Yamaha is currently poised to be the second player to release firmware to enable DTS:X on select gear. According to reports, members of the AVENTAGE and RX-V series of receivers along with the YSP-5600 soundbar will be the first to receive the update. Owners of the CX-A5100, RX-A3050, RX-A1050, RX-V3079, RX-V2079, and RX-V1079 should expect the firmware download some time in early March. The YSP-5600 update should drop in late April.
Originally announced at the Consumer Electronics Show in 2015, DTS:X for home use remained vaporware for the duration of the year. Despite its functional absence and the growing market domination of Dolby Atmos, the fact that new receivers were shipping with the necessary DTS:X hardware onboard has assured the codec a seat at the table, so to speak. Commercial theaters began tapping into DTS:X last August and have shown such hits as Sicario and The Hunger Games: Mockingjay – Part 2. Thus far only four DTS:X Blu-ray titles have hit the streets (Ex Machina, American Ultra, The Last Witch Hunter, Crimson Peak). It will be interesting to see if the codec can trump Dolby Atmos and dominate the market much like its popular DTS-HD Master Audio lossless encode has done for years.

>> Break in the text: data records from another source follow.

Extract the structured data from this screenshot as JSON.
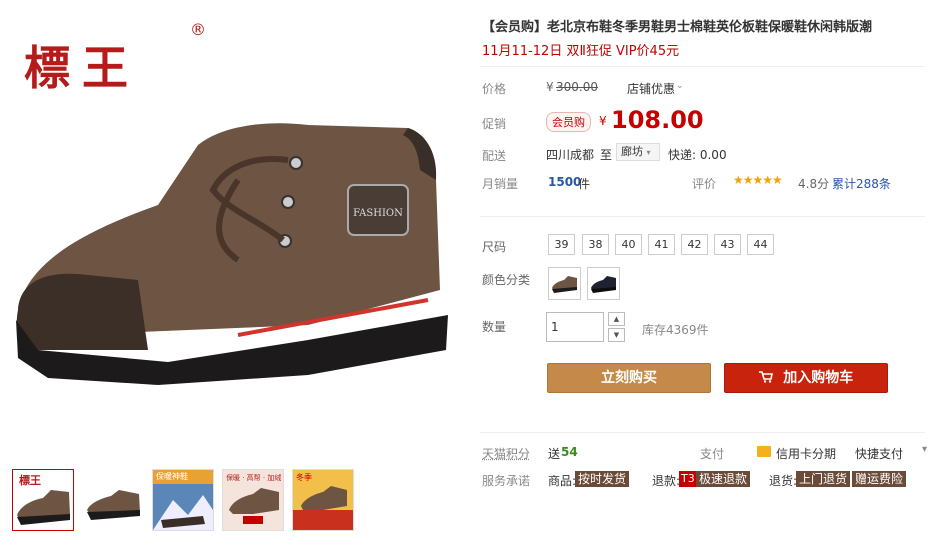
{
  "brand": {
    "logo_text": "標王",
    "registered": "®"
  },
  "product": {
    "title": "【会员购】老北京布鞋冬季男鞋男士棉鞋英伦板鞋保暖鞋休闲韩版潮",
    "promo": "11月11-12日 双Ⅱ狂促 VIP价45元",
    "shoe_label": "FASHION"
  },
  "price": {
    "label": "价格",
    "currency": "¥",
    "original": "300.00",
    "store_promo": "店铺优惠",
    "icon": "chevron-down-icon"
  },
  "promo_price": {
    "label": "促销",
    "tag": "会员购",
    "currency": "¥",
    "value": "108.00"
  },
  "delivery": {
    "label": "配送",
    "from": "四川成都",
    "to_word": "至",
    "destination": "廊坊",
    "shipping": "快递: 0.00"
  },
  "sales": {
    "label": "月销量",
    "count": "1500",
    "unit": "件",
    "rating_label": "评价",
    "stars": "★★★★★",
    "rating": "4.8分",
    "reviews": "累计288条"
  },
  "sizes": {
    "label": "尺码",
    "options": [
      "39",
      "38",
      "40",
      "41",
      "42",
      "43",
      "44"
    ]
  },
  "colors": {
    "label": "颜色分类"
  },
  "quantity": {
    "label": "数量",
    "value": "1",
    "stock": "库存4369件",
    "up": "▲",
    "down": "▼"
  },
  "actions": {
    "buy_now": "立刻购买",
    "add_cart": "加入购物车",
    "cart_icon": "cart-icon"
  },
  "points": {
    "label": "天猫积分",
    "text": "送",
    "value": "54"
  },
  "payment": {
    "label": "支付",
    "credit": "信用卡分期",
    "quick": "快捷支付",
    "more": "▾"
  },
  "service": {
    "label": "服务承诺",
    "shop_label": "商品:",
    "shop_badge": "按时发货",
    "refund_label": "退款:",
    "refund_t3": "T3",
    "refund_badge": "极速退款",
    "return_label": "退货:",
    "return_badge": "上门退货",
    "freight_badge": "赠运费险"
  },
  "thumbs": {
    "t3_text": "保暖神鞋",
    "t4_text": "保暖 · 高帮 · 加绒",
    "t5_text": "冬季"
  },
  "colors_theme": {
    "accent_red": "#c40000",
    "buy_btn": "#c58a4a",
    "cart_btn": "#c8230d"
  }
}
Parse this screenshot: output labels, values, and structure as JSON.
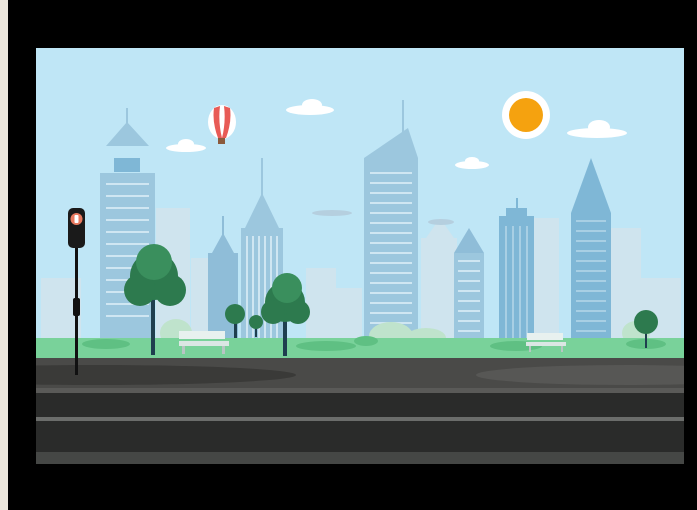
{
  "game": {
    "mode": "side-scrolling-scene",
    "elements": [
      "hot-air-balloon",
      "sun",
      "clouds",
      "city-skyline",
      "trees",
      "benches",
      "traffic-light",
      "road"
    ]
  },
  "colors": {
    "sky": "#bfe6f6",
    "sun": "#f5a20f",
    "grass": "#79d29a",
    "road": "#2a2b2a",
    "building": "#7fb7d6",
    "tree": "#2d7a4e",
    "balloon_stripe": "#e85b56",
    "frame": "#000000"
  }
}
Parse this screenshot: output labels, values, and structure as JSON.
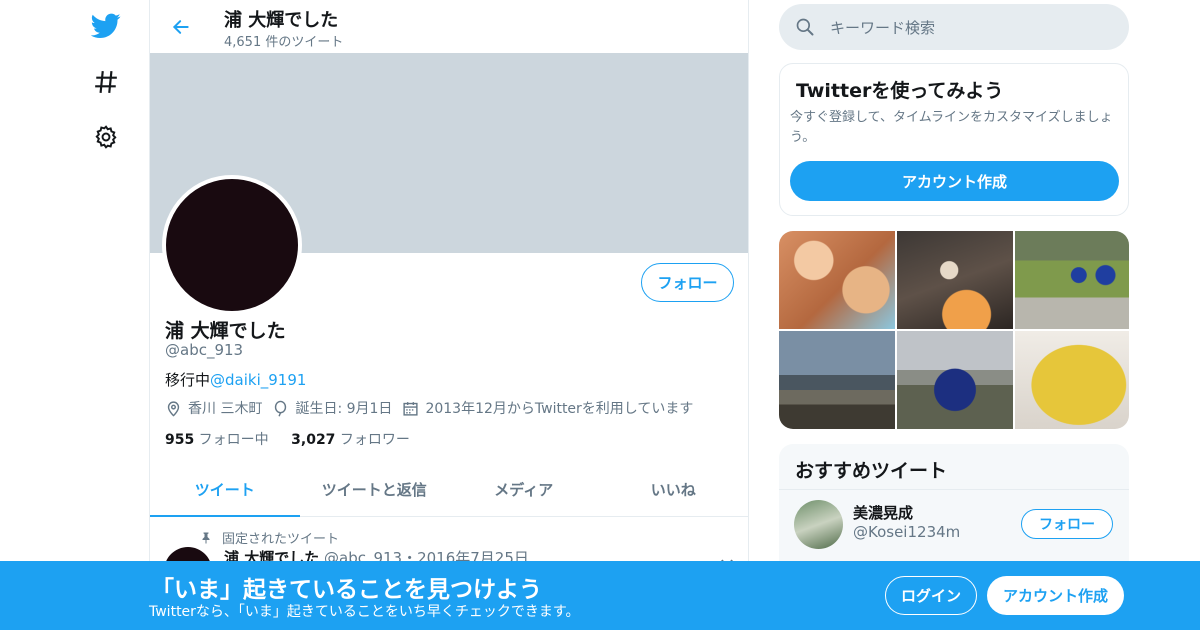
{
  "nav": {
    "items": [
      "twitter-logo",
      "hashtag-icon",
      "gear-icon"
    ]
  },
  "header": {
    "title": "浦 大輝でした",
    "tweet_count": "4,651 件のツイート"
  },
  "profile": {
    "name": "浦 大輝でした",
    "handle": "@abc_913",
    "bio_prefix": "移行中",
    "bio_link": "@daiki_9191",
    "location": "香川 三木町",
    "birthday": "誕生日: 9月1日",
    "joined": "2013年12月からTwitterを利用しています",
    "following_count": "955",
    "following_label": " フォロー中",
    "followers_count": "3,027",
    "followers_label": " フォロワー",
    "follow_label": "フォロー"
  },
  "tabs": [
    "ツイート",
    "ツイートと返信",
    "メディア",
    "いいね"
  ],
  "active_tab": "ツイート",
  "pinned_tweet": {
    "label": "固定されたツイート",
    "name": "浦 大輝でした",
    "meta": " @abc_913・2016年7月25日"
  },
  "search": {
    "placeholder": "キーワード検索"
  },
  "signup_card": {
    "title": "Twitterを使ってみよう",
    "text": "今すぐ登録して、タイムラインをカスタマイズしましょう。",
    "button": "アカウント作成"
  },
  "recommended": {
    "title": "おすすめツイート",
    "user_name": "美濃晃成",
    "user_handle": "@Kosei1234m",
    "follow_label": "フォロー"
  },
  "bottom_bar": {
    "title": "「いま」起きていることを見つけよう",
    "subtitle": "Twitterなら、「いま」起きていることをいち早くチェックできます。",
    "login": "ログイン",
    "signup": "アカウント作成"
  },
  "colors": {
    "accent": "#1da1f2",
    "banner": "#ccd6dd",
    "muted_text": "#657786"
  }
}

DTS bills DTS:X as “sound unbound,” highlighting the fact that users can playback DTS:X encodes on just about any speaker configuration. I’ve noted, however, that media materials from the company seem to suggest 5.1.2 through 7.1.4 speaker layouts that nearly mirror Dolby Atmos layout requirements. So users should expect there to be some differences in presentation based on how closely their speakers resemble an optimal layout.
Early beta-testing of the DTS:X firmware update on Denon’s AVR-X7200W by AVForums has shown that audio results are “impressive.” Testers ran demo sessions on a full 11.2 Dolby Atmos setup and found similar levels of immersion between the two codecs. They note that one benefit of having DTS:X is bypassing Dolby’s proprietary Surround Upmixing feature for DTS-HD MA encoded movies. DTS:X carries its own upmixing algorithm that can be applied to DTS legacy content.
We’ll continue to monitor the rollout of DTS:X and will keep you updated as more manufacturers announce release dates.